Ce qu’il faut, honorables collègues, c'est une politique publique nationale canadienne qui place la réussite de la personne apprenante au centre de toute action. Dans ce modèle, tous les partenaires doivent être impliqués : les apprenants, les communautés, les organismes ou organisations, les écoles et les institutions postsecondaires, les syndicats, les employeurs, les associations professionnelles, les formateurs et les éducateurs, les chercheurs, les municipalités, les provinces, les territoires et, bien sûr, le gouvernement fédéral.

La stratégie nationale de l’Australie, dont la sénatrice Bellemare nous a fait part, mérite une attention particulière, compte tenu de sa structure — une fédération où les États jouent le rôle principal en matière d’éducation et de formation.
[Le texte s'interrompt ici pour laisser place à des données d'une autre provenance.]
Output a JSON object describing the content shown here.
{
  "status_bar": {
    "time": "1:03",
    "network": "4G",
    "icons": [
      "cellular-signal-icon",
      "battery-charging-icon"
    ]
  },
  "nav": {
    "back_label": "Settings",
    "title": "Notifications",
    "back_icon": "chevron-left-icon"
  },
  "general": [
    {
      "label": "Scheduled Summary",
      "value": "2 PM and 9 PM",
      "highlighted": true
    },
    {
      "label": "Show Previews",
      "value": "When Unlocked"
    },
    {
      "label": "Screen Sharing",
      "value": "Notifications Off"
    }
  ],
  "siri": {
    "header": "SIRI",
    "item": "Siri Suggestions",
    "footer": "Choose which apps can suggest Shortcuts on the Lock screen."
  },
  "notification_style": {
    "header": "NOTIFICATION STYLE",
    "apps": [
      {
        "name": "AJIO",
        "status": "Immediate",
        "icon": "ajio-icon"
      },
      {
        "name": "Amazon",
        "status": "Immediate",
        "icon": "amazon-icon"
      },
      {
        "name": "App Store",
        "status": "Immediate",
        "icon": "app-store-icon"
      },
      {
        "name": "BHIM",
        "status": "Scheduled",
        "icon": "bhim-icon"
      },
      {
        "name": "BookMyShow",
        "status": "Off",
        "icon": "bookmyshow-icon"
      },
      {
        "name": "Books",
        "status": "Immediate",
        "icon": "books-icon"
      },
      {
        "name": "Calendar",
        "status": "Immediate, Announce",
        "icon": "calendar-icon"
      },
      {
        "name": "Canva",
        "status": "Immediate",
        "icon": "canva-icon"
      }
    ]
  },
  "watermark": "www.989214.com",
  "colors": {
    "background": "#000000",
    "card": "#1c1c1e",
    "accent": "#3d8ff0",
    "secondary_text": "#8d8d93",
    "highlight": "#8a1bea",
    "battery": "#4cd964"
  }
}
Dans son rapport intitulé Un plaidoyer pour une approche globale et continue de la formation des adultes francophones en milieu minoritaire du Canada, le RESDAC affirmait ce qui suit, et je cite :

Dans le contexte d’objectifs de développement durable 2030 de l’ONU, qui vise à éradiquer la pauvreté, protéger la planète et garantir la prospérité pour tous, la responsabilité du Canada à titre de signataire nous oblige de faire rapport sur le progrès selon des critères économiques, sociaux et citoyens.

Honorables collègues, j’appuie les conclusions de la sénatrice Bellemare. Le Canada peut et doit faire mieux. Il doit surtout, permettez-moi de le répéter, accorder le même niveau d’attention aux critères sociaux et citoyens qu'aux critères économiques.

Je vous remercie.

Des voix : Bravo!

Son Honneur la Présidente intérimaire : Sénatrice Gagné, acceptez-vous de répondre à une question?

L’honorable Diane Bellemare (coordonnatrice législative du gouvernement au Sénat) : J’aimerais tout d’abord vous féliciter pour votre argumentation. C’est très bien décrit et documenté. Je trouve que l’angle des communautés de langue officielle en situation minoritaire est particulièrement intéressant.

J’ai lu un rapport récent sur la littératie, et les jeunes Canadiens âgés de 15 ans environ ont de graves problèmes d’alphabétisme. Environ 11 p. 100 de la population canadienne n’atteint pas le niveau 2.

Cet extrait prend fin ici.